House Speaker Paul Ryan, R-Wis., plans to visit Puerto Rico today with a small bipartisan group, including the chairman and top Democrat on the House Appropriations Committee that signs off on spending legislation. (The House of Representatives passed a $36.5 billion aid package Thursday to help people in areas, including Puerto Rico, recovering from hurricanes and wildfires.)
Ryan and his colleagues will see what Smucker saw — Puerto Rico is fighting for survival.
What the island’s residents — many of whom have ties to Lancaster County — need now from our government, in addition to material aid, is to know they will not be abandoned.
They also need Congress to pass legislation sponsored by Republican Sens. John McCain and Mike Lee to permanently exempt Puerto Rico from the Jones Act, which restricts foreign vessels from delivering food, fuel and other supplies to the island. It also greatly raises the prices of goods that come from the U.S. mainland.
President Trump suspended the Jones Act for Puerto Rico for a mere 10 days.

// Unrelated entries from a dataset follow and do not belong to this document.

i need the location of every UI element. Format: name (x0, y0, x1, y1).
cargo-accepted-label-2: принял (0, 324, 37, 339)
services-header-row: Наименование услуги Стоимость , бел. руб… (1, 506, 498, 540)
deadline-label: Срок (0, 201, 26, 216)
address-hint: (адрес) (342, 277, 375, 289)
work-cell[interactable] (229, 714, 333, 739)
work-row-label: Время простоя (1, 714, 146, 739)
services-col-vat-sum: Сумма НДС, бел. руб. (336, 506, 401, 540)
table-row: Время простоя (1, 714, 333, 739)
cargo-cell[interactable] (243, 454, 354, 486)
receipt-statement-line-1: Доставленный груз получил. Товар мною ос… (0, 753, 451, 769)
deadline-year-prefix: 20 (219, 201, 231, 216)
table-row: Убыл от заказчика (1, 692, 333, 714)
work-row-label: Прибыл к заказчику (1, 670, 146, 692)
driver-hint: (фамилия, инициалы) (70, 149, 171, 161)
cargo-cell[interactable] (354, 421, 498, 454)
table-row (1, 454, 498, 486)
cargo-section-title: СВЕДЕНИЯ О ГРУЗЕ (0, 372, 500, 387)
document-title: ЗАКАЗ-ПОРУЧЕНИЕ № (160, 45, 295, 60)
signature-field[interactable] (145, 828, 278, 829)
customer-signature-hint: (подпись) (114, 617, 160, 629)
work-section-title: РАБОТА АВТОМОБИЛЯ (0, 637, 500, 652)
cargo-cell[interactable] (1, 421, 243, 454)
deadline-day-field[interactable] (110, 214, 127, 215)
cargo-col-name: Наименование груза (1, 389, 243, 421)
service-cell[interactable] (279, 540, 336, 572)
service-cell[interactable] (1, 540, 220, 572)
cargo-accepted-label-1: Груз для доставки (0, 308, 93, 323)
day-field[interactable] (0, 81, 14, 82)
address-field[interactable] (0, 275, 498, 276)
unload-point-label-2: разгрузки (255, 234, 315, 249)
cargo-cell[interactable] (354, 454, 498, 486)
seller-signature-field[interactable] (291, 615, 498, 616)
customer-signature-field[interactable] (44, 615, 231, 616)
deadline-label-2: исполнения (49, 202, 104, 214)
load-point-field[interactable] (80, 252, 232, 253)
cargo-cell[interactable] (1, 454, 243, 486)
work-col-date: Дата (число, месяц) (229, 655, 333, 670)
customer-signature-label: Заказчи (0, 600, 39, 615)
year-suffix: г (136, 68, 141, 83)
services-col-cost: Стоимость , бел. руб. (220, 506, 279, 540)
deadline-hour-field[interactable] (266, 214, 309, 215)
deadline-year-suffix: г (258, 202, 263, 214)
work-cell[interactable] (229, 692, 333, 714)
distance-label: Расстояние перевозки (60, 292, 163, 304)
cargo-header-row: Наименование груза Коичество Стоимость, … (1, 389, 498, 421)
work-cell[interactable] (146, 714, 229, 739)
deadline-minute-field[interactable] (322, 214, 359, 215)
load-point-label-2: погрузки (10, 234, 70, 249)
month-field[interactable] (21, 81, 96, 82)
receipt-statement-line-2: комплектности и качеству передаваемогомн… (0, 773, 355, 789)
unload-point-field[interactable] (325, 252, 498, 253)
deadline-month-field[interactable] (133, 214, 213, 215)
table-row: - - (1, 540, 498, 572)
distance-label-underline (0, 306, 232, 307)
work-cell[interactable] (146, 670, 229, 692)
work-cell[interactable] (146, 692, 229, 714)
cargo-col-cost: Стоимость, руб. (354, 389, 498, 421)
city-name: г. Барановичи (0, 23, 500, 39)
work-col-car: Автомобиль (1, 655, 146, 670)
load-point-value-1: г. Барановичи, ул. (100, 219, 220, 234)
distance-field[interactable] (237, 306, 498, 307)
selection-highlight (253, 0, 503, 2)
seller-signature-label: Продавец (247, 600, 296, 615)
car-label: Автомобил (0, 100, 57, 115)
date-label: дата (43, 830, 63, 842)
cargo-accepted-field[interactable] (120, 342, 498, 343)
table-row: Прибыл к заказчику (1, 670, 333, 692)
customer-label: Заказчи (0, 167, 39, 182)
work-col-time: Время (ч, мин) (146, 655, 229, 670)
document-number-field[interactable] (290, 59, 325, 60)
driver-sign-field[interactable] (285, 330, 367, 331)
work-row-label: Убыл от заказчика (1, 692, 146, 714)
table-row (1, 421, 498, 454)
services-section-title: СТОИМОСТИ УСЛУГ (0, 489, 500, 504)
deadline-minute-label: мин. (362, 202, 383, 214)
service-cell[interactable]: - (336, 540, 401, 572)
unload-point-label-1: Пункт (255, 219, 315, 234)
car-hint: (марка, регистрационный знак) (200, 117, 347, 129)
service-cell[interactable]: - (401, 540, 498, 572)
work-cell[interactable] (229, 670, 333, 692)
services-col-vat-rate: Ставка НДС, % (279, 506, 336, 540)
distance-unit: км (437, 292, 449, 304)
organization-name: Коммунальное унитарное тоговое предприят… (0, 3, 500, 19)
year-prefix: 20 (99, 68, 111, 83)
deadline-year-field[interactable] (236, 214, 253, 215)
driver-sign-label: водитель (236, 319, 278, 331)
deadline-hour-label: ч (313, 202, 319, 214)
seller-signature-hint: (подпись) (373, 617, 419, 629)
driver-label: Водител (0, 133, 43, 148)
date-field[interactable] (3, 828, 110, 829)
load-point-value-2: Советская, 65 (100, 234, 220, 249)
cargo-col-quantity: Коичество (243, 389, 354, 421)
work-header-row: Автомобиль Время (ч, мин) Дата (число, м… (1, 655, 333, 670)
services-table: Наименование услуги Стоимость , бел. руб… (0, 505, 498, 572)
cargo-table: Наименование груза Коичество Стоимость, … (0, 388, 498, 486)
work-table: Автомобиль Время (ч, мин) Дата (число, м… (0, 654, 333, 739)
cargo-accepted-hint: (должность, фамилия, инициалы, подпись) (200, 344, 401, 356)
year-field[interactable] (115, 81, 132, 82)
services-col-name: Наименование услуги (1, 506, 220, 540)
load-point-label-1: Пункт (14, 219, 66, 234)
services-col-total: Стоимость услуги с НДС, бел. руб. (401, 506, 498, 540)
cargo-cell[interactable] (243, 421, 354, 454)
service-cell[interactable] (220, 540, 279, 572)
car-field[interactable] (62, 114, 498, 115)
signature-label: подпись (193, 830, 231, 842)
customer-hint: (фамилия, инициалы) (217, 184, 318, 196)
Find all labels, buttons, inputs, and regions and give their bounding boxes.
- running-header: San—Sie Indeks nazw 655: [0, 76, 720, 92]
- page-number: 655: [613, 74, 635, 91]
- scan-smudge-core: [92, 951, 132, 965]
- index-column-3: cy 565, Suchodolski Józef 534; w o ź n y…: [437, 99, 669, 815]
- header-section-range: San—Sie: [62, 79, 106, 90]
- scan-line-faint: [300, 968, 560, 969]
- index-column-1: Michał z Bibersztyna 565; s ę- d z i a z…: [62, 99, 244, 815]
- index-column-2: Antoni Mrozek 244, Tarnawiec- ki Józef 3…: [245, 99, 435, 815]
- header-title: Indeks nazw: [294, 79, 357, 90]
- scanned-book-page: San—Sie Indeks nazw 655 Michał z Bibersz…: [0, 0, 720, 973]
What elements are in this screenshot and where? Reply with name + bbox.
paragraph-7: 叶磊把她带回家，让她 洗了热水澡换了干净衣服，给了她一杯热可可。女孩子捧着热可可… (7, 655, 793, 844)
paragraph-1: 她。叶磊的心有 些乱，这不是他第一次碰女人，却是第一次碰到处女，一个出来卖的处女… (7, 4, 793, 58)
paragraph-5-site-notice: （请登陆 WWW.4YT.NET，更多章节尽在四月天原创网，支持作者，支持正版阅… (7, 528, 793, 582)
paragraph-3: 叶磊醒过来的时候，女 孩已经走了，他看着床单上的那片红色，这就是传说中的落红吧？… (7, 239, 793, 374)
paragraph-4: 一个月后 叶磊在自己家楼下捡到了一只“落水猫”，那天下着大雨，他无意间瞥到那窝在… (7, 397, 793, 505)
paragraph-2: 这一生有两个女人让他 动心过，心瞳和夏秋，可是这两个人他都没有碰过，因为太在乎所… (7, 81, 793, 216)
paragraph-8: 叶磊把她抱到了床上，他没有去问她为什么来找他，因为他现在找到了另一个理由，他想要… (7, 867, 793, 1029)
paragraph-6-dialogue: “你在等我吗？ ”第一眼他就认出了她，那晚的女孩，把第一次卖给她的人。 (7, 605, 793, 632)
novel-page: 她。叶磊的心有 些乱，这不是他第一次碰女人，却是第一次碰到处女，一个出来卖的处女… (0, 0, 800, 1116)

The island needs to be freed from the stranglehold of this act, which McCain calls “antiquated” and “protectionist.”
Focusing on what happened prior to Maria’s landfall does nothing to address the island’s current and desperate circumstances. The people there need our help now and in the future.
In the meantime, you will pardon the people of Puerto Rico for not thinking about “forever.” Getting to tomorrow will be difficult enough.